It feels like everything I've been writing about lately falls into the "junk drawer" category so I thought I'd go to Wikipedia for inspiration. Plus, that will allow me to check off 1/10 of No. 63.
(Also in "101 things" news, a) Matt and I watched the first "Godfather" last night AND I LIKED IT and b) I joined the Arbor Day Foundation, which comes with 10 free trees to plant on Arbor Day.)
According to today's random article, the British and Foreign Bible Society got its start around 1800 because of a Welsh girl named Mary Jacob Jones who saved money for six years to buy a Bible of her own. (Otherwise, the nearest copy was at a farm two miles from her home.)
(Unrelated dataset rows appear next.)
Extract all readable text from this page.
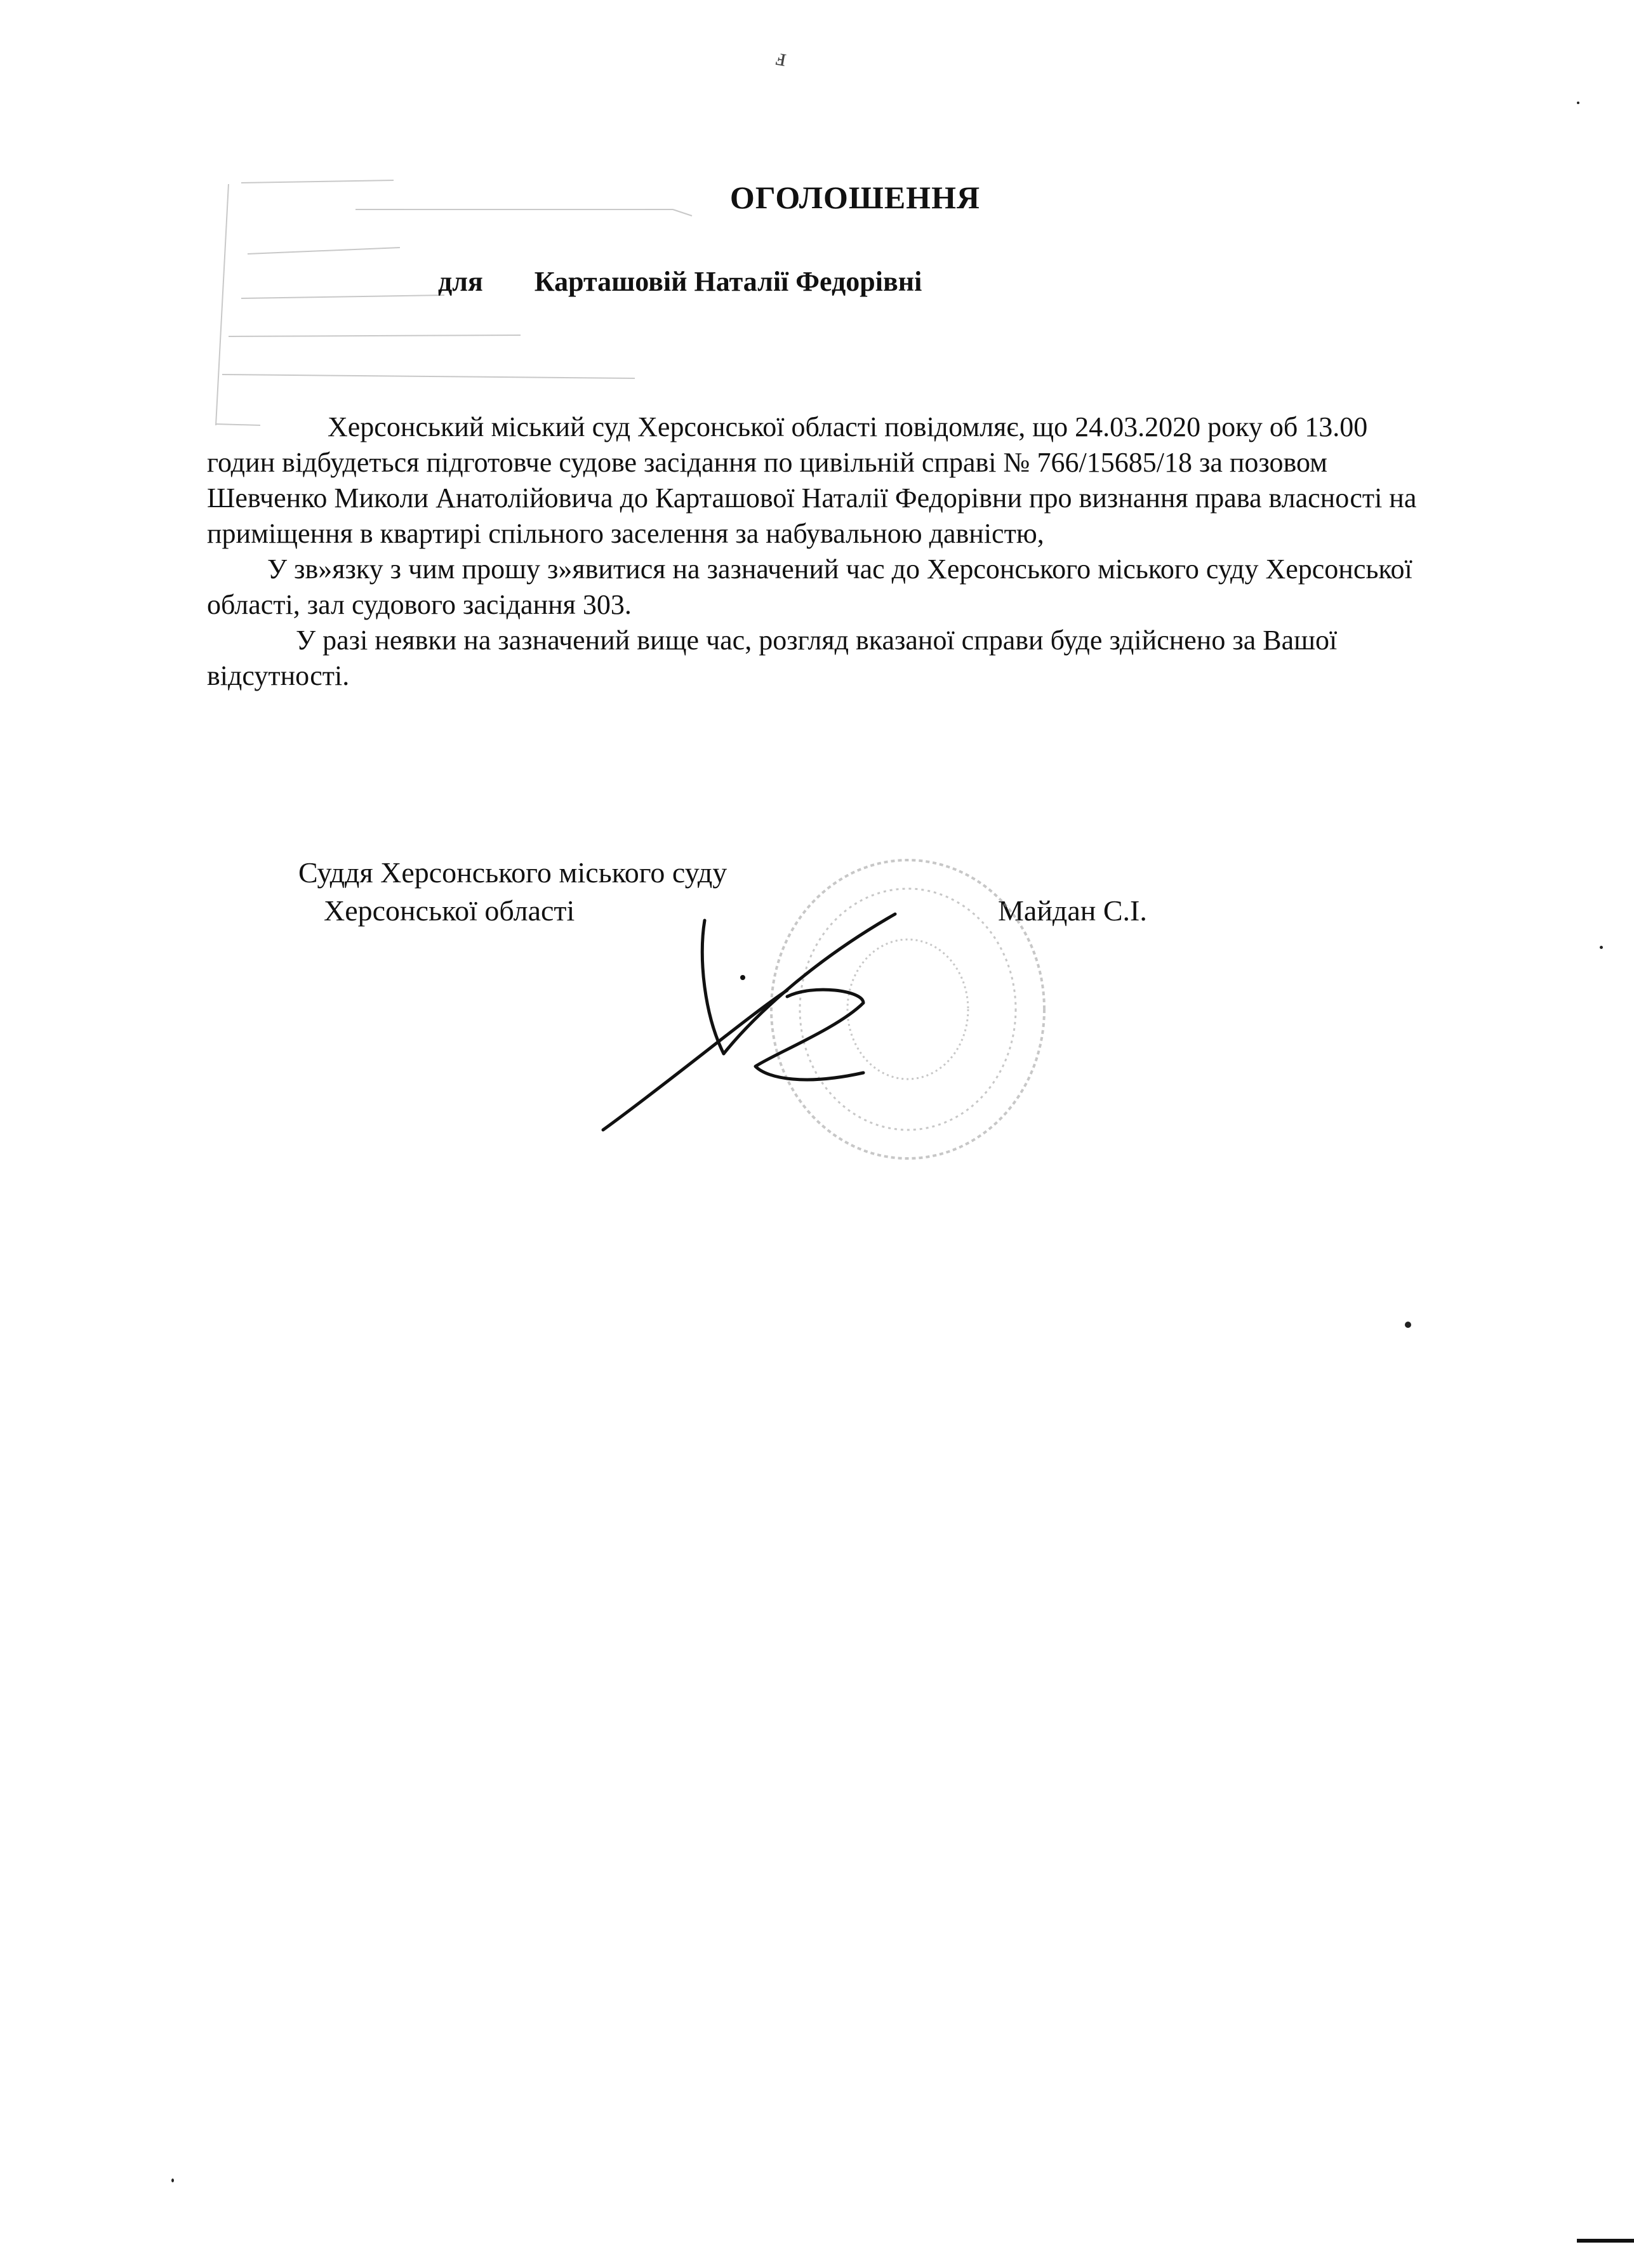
ⅎ
ОГОЛОШЕННЯ
для Карташовій Наталії Федорівні

Херсонський міський суд Херсонської області повідомляє, що 24.03.2020 року об 13.00 годин відбудеться підготовче судове засідання по цивільній справі № 766/15685/18 за позовом Шевченко Миколи Анатолійовича до Карташової Наталії Федорівни про визнання права власності на приміщення в квартирі спільного заселення за набувальною давністю,

У зв»язку з чим прошу з»явитися на зазначений час до Херсонського міського суду Херсонської області, зал судового засідання 303.

У разі неявки на зазначений вище час, розгляд вказаної справи буде здійснено за Вашої відсутності.

Суддя Херсонського міського суду
Херсонської області	Майдан С.І.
When she finally had enough money, at 16 years old, she walked 25 miles barefoot to a minister who was the only person in the vicinity who sold Bibles. Unfortunately, she arrived only to find that all of his Bibles were sold or spoken for.
In one version of this story, Mary was so upset that the minister relented and sold her one that someone else had claimed. In another version, she waited there two days until another supply of Bibles came in.
Whichever is true, Mary's intense desire for her own Bible made such an impression on the minister that he was inspired to ask the Council of the Religious Tract Society to form a group to supply Bibles to Wales.
This reminded me of an article I read a couple of days ago about how, since 91 percent of U.S. households already have a Bible, Bible publishers are focusing on keeping sales up by "making sure God's word looks hip, sounds relevant and is advertised all over."
Apparently their strategy (which rubs me the wrong way -- I'm so sick of U.S. churches' desperate attempts to be perceived as cool and relevant) is working: An estimated 25 million Bibles are sold a year, compared with 14 million copies of the latest "Harry Potter" book (in the United States) and 3 million copies of 2007's No. 2 book, "The Secret."